Hausse des prix des matières premières, factures d’électricité qui explosent… Les artisans du pain tirent la sonnette d’alarme. Leur profession est aujourd’hui en danger.
Christophe Passedat, boulanger Chez Lucien à Saint-Nauphary depuis 2015, a pris la tête du Syndicat départemental de la profession fin octobre. Depuis deux mois, il a laissé de côté ses fournils pour se consacrer à l’avenir incertain des boulangeries artisanales. Cinq ont fermé ces derniers mois en Tarn-et-Garonne. Le coup de grâce : la hausse des factures d’électricité. « Une partie a reçu son nouvel échéancier et a déjà basculé mais la majorité va se faire assommer au 1er janvier », lâche Christophe Passedat.
Devant lui sur son bureau, les copies des courriers s’étalent. « Ce boulanger de Verdun-sur-Garonne a repris le commerce familial. L’année dernière à cette époque, son père payait 662 € d’électricité par mois, lui est actuellement à 1 009 €. À Valence d’Agen, celui-ci a vu le prix de son mégawatt-heure bondir de 139 € à 585 € en novembre. À Saint-Porquier, cet artisan qui fait aussi épicerie, bar-tabac et presse dans le petit village, va voir sa facture passer de 1 300 € à 4 228 €. Des exemples comme ceux-là, j’en ai plein », détaille-t-il.
Le Tarn-et-Garonne compte aujourd’hui quelque 145 boulangeries artisanales. Ces commerces sont particulièrement touchés par la hausse des prix de l’énergie, comme l’explique très simplement le président du Syndicat : « Chez nous, tout est réalisé de A à Z. Pour cela, nous avons de gros besoins en énergie pour faire fonctionner les fours mais aussi les chambres de pousse. Ici, le mien consomme 56 kVA. Un petit compteur classique de 36 kVA ne suffirait même pas à l’allumer. Tous les artisans boulangers du département sont entre 60 et 90 kVA. »
Des aides insuffisantes
Si le professionnel se réfère au compteur de 36 kVA, c’est parce qu’il s’agit de la limite jusqu’alors fixée par le tarif bleu, permettant de bénéficier d’un bouclier qui plafonne à 15 % les hausses de prix. « Ça, c’est possible pour les boulangeries industrielles qui font uniquement réchauffer leurs produits congelés. »
La prolongation du guichet unique par l’État ainsi que la mise en place d’un amortisseur au 1er janvier (pendant un an, prise en charge d’environ 20 % de la facture totale d’électricité) devraient soulager les boulangers artisans.

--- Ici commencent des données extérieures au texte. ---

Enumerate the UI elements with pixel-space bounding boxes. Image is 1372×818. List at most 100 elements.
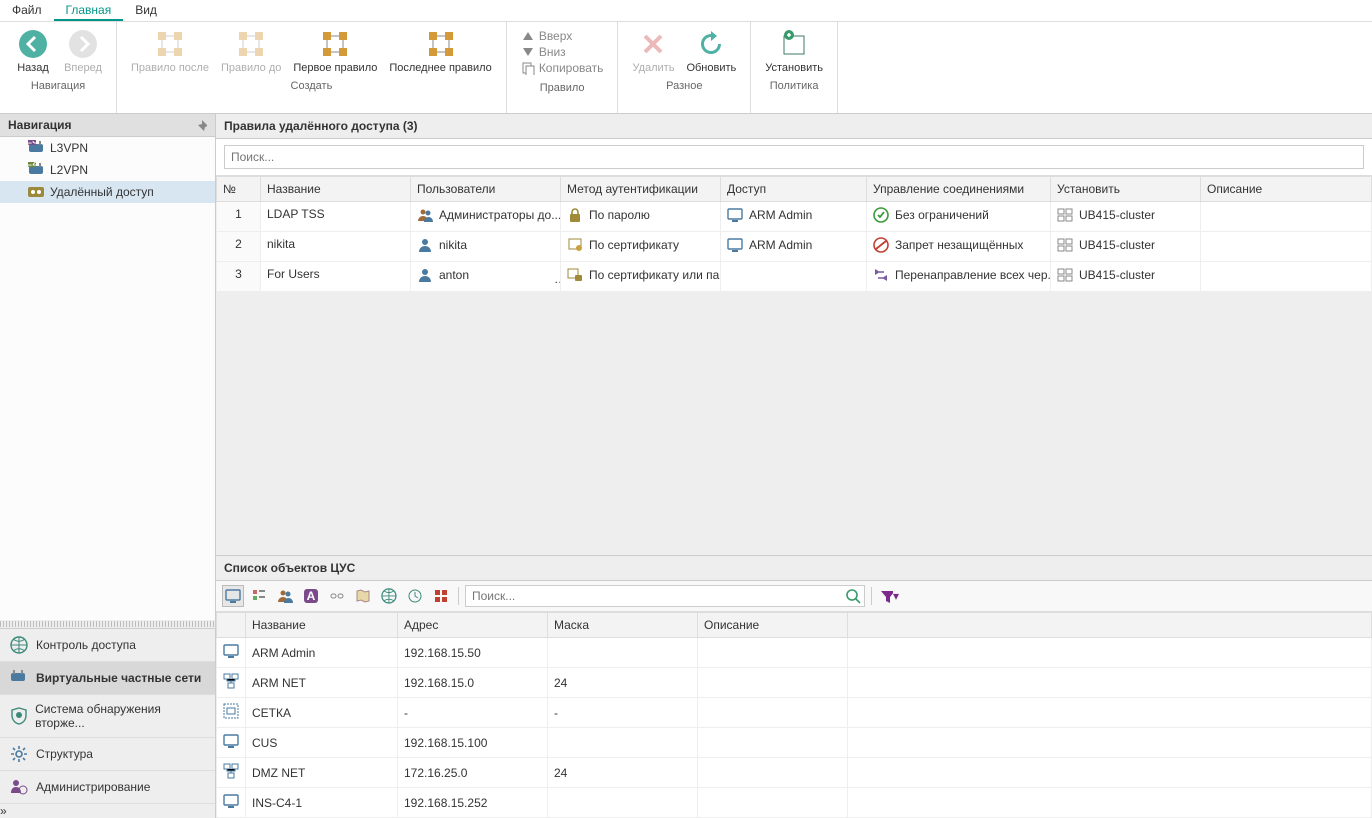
rule-before-button[interactable]: Правило до xyxy=(215,26,287,76)
delete-button[interactable]: Удалить xyxy=(626,26,680,76)
footnav-ids[interactable]: Система обнаружения вторже... xyxy=(0,695,215,738)
footnav-access[interactable]: Контроль доступа xyxy=(0,629,215,662)
tb-clock[interactable] xyxy=(404,585,426,607)
monitor-icon xyxy=(225,588,241,604)
footnav-label: Виртуальные частные сети xyxy=(36,671,201,685)
refresh-button[interactable]: Обновить xyxy=(680,26,742,76)
object-row[interactable]: ARM NET192.168.15.024 xyxy=(217,668,1372,698)
rule-row[interactable]: 1LDAP TSSАдминистраторы до...По паролюAR… xyxy=(217,202,1372,232)
col-num[interactable]: № xyxy=(217,177,261,202)
nav-title: Навигация xyxy=(8,118,72,132)
ocol-name[interactable]: Название xyxy=(246,613,398,638)
rule-row[interactable]: 3For UsersantonПользователи доменаПо сер… xyxy=(217,262,1372,292)
nav-back-button[interactable]: Назад xyxy=(8,26,58,76)
rules-search-input[interactable] xyxy=(224,145,1364,169)
first-rule-button[interactable]: Первое правило xyxy=(287,26,383,76)
menu-file[interactable]: Файл xyxy=(0,0,54,21)
footnav-label: Администрирование xyxy=(36,780,150,794)
col-users[interactable]: Пользователи xyxy=(411,177,561,202)
last-rule-button[interactable]: Последнее правило xyxy=(383,26,497,76)
conn-icon xyxy=(873,237,889,253)
filter-button[interactable]: ▾ xyxy=(878,585,900,607)
objects-search-input[interactable] xyxy=(465,585,865,607)
pin-icon[interactable] xyxy=(195,119,207,131)
copy-icon xyxy=(521,61,535,75)
node-icon: L2 xyxy=(28,162,44,178)
tb-a[interactable]: A xyxy=(300,585,322,607)
link-icon xyxy=(329,588,345,604)
ocol-mask[interactable]: Маска xyxy=(548,613,698,638)
object-row[interactable]: СЕТКА-- xyxy=(217,698,1372,728)
delete-icon xyxy=(637,28,669,60)
obj-kind-icon xyxy=(223,763,239,779)
group-create-label: Создать xyxy=(291,76,333,92)
object-row[interactable]: CUS192.168.15.100 xyxy=(217,728,1372,758)
tree-l2[interactable]: L2 L2VPN xyxy=(0,159,215,181)
tree-label: L3VPN xyxy=(50,141,88,155)
footnav-label: Структура xyxy=(36,747,93,761)
tree-label: Удалённый доступ xyxy=(50,185,154,199)
users-icon xyxy=(277,588,293,604)
globe-icon xyxy=(381,588,397,604)
tree-label: L2VPN xyxy=(50,163,88,177)
search-icon[interactable] xyxy=(845,588,861,604)
object-row[interactable]: INS-C4-1192.168.15.252 xyxy=(217,788,1372,818)
menu-main[interactable]: Главная xyxy=(54,0,124,21)
obj-kind-icon xyxy=(223,793,239,809)
tb-pc[interactable] xyxy=(222,585,244,607)
obj-kind-icon xyxy=(223,643,239,659)
monitor-icon xyxy=(727,207,743,223)
splitter-grip[interactable] xyxy=(0,621,215,627)
copy-button[interactable]: Копировать xyxy=(519,60,606,76)
footnav-admin[interactable]: Администрирование xyxy=(0,771,215,804)
footnav-icon xyxy=(10,669,28,687)
svg-text:A: A xyxy=(307,589,316,603)
nav-toggle[interactable]: » xyxy=(0,804,215,818)
tb-globe[interactable] xyxy=(378,585,400,607)
tb-list[interactable] xyxy=(248,585,270,607)
col-conn[interactable]: Управление соединениями xyxy=(867,177,1051,202)
blank-area xyxy=(216,292,1372,555)
object-row[interactable]: DMZ NET172.16.25.024 xyxy=(217,758,1372,788)
triangle-down-icon xyxy=(521,45,535,59)
install-button[interactable]: Установить xyxy=(759,26,829,76)
group-nav-label: Навигация xyxy=(31,76,85,92)
footnav-icon xyxy=(10,778,28,796)
move-down-button[interactable]: Вниз xyxy=(519,44,606,60)
letter-a-icon: A xyxy=(303,588,319,604)
nav-fwd-button[interactable]: Вперед xyxy=(58,26,108,76)
ocol-desc[interactable]: Описание xyxy=(698,613,848,638)
footnav-struct[interactable]: Структура xyxy=(0,738,215,771)
filter-icon xyxy=(879,588,893,604)
list-icon xyxy=(251,588,267,604)
col-name[interactable]: Название xyxy=(261,177,411,202)
footnav-vpn[interactable]: Виртуальные частные сети xyxy=(0,662,215,695)
tb-link[interactable] xyxy=(326,585,348,607)
menu-view[interactable]: Вид xyxy=(123,0,169,21)
monitor-icon xyxy=(727,237,743,253)
tb-users[interactable] xyxy=(274,585,296,607)
arrow-right-icon xyxy=(67,28,99,60)
object-row[interactable]: ARM Admin192.168.15.50 xyxy=(217,638,1372,668)
move-up-button[interactable]: Вверх xyxy=(519,28,606,44)
users-icon xyxy=(417,207,433,223)
user-icon xyxy=(417,267,433,283)
auth-icon xyxy=(567,237,583,253)
rule-row[interactable]: 2nikitanikitaПо сертификатуARM AdminЗапр… xyxy=(217,232,1372,262)
tb-map[interactable] xyxy=(352,585,374,607)
obj-kind-icon xyxy=(223,673,239,689)
svg-text:L2: L2 xyxy=(28,162,39,169)
col-install[interactable]: Установить xyxy=(1051,177,1201,202)
footnav-icon xyxy=(10,745,28,763)
obj-kind-icon xyxy=(223,703,239,719)
footnav-icon xyxy=(10,636,28,654)
ocol-icon[interactable] xyxy=(217,613,246,638)
tree-ra[interactable]: Удалённый доступ xyxy=(0,181,215,203)
tree-l3[interactable]: L3L3VPN xyxy=(0,137,215,159)
col-access[interactable]: Доступ xyxy=(721,177,867,202)
tb-grid[interactable] xyxy=(430,585,452,607)
col-desc[interactable]: Описание xyxy=(1201,177,1372,202)
rule-after-button[interactable]: Правило после xyxy=(125,26,215,76)
col-auth[interactable]: Метод аутентификации xyxy=(561,177,721,202)
ocol-addr[interactable]: Адрес xyxy=(398,613,548,638)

Mais ces aides seront insuffisantes. « Cela va limiter la hausse c’est certain, concède Christophe Passedat. Mais pour ce qui est du guichet unique par exemple, tous ne pourront y prétendre. Ceux qui ont subi les hausses dès octobre-novembre doivent par ailleurs attendre le 16 janvier pour déposer leur dossier avant un remboursement sous quinze jours. En attendant, il faut trouver la trésorerie. Nous n’avons aucune visibilité. »
Le problème est bien là : où aller chercher de quoi payer les factures ? Pour le boulanger de Saint-Nauphary, les calculs sont vite faits : « Je paye 5 000 € d’électricité par mois. Demain, je me retrouve avec 12 500 €, en comptant l’amortisseur. J’ai donc 7 500 € de marge à trouver tous les mois. Sur une baguette, je me fais 0,12 €. Pour compenser à ce prix-là, je devrais donc en vendre 62 500 par mois ! »
Le prix de la baguette en question
Pour s’en sortir, les solutions sont minces. Certains font le choix des économies de personnel, comme à Molières, où l’artisan s’est séparé de sa vendeuse et assure seul la fabrication et la vente. D’autres se sont tournés du côté de la sobriété énergétique, comme à l’Écureuil gourmand. Cette boulangerie de Montauban ferme désormais non plus un mais deux jours par semaine pour des questions d’organisation mais aussi de baisse des coûts. Les lundi et mardi, tous les appareils sont mis en pause. La note mensuelle a tout de même pris 300 € à 400 € de plus…
Reste le prix de la baguette. Avec la hausse des tarifs des matières premières ces derniers mois (65 % sur la levure, 100 % sur le sel, 80 % sur le sucre, 40 % sur la farine), le pain a déjà subi trois augmentations en un an. « Chez moi, la tradition est passée de 1,10 € en 2021 à 1,20 € cette année. Si l’on veut s’en sortir, on va devoir en passer par là », souffle Christophe Passedat.
Aujourd’hui, les boulangers de Tarn-et-Garonne tirent la sonnette d’alarme : très inquiets pour leur avenir, ils ne savent pas combien de temps ils pourront s’en sortir.